As the year continues, many of these posts will be philosophical in nature. Some will be in contradiction to previous postings. These are not intended as truths or assertions, they’re merely thoughts…ideas. Think of this as stream of consciousness over a wide span…
Besides the obvious answer of, “DON’T!”
This week’s post was inspired by the use of the Wilhelm Scream in the film Warcraft, and various conversations surrounding its usage that spotted last night. One of which I got involved with, despite not having seen the movie. [ed. …and no. I don’t plan to…ever, if I can help it.]

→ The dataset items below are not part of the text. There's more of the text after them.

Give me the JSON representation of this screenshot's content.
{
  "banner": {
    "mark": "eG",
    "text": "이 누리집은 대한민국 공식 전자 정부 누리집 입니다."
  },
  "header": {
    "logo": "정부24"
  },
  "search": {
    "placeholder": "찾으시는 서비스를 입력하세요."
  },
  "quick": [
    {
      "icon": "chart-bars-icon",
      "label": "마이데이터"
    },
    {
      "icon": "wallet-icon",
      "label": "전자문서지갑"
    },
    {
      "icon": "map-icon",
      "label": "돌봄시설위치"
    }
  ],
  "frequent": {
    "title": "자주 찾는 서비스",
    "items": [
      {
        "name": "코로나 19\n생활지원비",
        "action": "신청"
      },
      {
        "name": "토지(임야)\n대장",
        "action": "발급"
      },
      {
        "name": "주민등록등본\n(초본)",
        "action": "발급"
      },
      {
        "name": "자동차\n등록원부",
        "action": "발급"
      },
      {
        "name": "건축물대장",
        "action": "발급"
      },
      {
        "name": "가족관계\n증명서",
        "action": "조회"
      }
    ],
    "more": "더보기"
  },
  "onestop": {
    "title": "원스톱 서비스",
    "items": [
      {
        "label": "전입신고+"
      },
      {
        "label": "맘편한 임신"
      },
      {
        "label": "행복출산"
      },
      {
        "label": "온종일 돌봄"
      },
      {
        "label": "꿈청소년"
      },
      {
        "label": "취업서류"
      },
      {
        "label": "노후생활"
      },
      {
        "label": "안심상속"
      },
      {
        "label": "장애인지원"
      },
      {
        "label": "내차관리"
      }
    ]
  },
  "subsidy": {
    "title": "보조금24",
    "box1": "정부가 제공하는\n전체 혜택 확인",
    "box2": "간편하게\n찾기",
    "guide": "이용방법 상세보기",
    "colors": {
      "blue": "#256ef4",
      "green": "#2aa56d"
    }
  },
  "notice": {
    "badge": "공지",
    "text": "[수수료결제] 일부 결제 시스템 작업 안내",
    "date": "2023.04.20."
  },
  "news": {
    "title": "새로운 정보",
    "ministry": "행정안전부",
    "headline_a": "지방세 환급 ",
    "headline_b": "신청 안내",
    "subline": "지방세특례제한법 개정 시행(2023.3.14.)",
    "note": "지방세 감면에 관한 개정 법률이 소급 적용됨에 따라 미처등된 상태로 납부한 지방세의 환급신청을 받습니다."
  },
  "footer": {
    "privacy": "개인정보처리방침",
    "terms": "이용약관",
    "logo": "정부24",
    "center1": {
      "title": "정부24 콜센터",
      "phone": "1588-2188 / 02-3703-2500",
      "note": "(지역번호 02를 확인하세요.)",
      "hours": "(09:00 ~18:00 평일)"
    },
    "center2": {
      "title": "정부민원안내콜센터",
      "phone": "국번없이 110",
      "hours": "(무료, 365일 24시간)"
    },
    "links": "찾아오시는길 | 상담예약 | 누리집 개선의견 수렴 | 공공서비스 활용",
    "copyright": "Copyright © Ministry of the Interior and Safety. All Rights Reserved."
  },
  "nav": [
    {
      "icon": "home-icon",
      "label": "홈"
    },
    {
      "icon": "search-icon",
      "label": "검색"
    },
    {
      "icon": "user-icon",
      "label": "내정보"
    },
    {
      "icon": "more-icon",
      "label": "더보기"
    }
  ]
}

Regardless of how you feel about it (I personally want the madness to stop) clichéd sounds can have their place, but it’s all in how you use them. If you absolutely must see if you can sneak it past the director and/or producer, then I can only see two ways of doing it:
- Bury it. Make it so that YOU have a hard time hearing it in the piece you’re working on. Only people who are actively searching for it should be able to find it. Don’t let it draw attention to itself.
- Use it in an exceedingly clever way. The problem with this is that as soon as someone has done that, you can’t use that approach again…ever. Sounds like the Wilhelm have been bouncing around for decades. It’s getting harder and harder to use it in a clever/subtle way. If you can’t do something new with it, DON’T! A good example of a clever use comes from Tron Legacy (2010):
There’s one other instance where it can be acceptable to draw attention to a clichéd sound, and that’s by turning it into a self referential joke. If you can make people who are sick of it laugh, then people who aren’t aware of it will probably enjoy the joke without the full knowledge of what’s happening. The film Over the Hedge (2006) did this very well with a mosquito.
And that’s about it. Anything other than these three approaches is likely to earn you the ire of soundies and the general populace. You have been warned!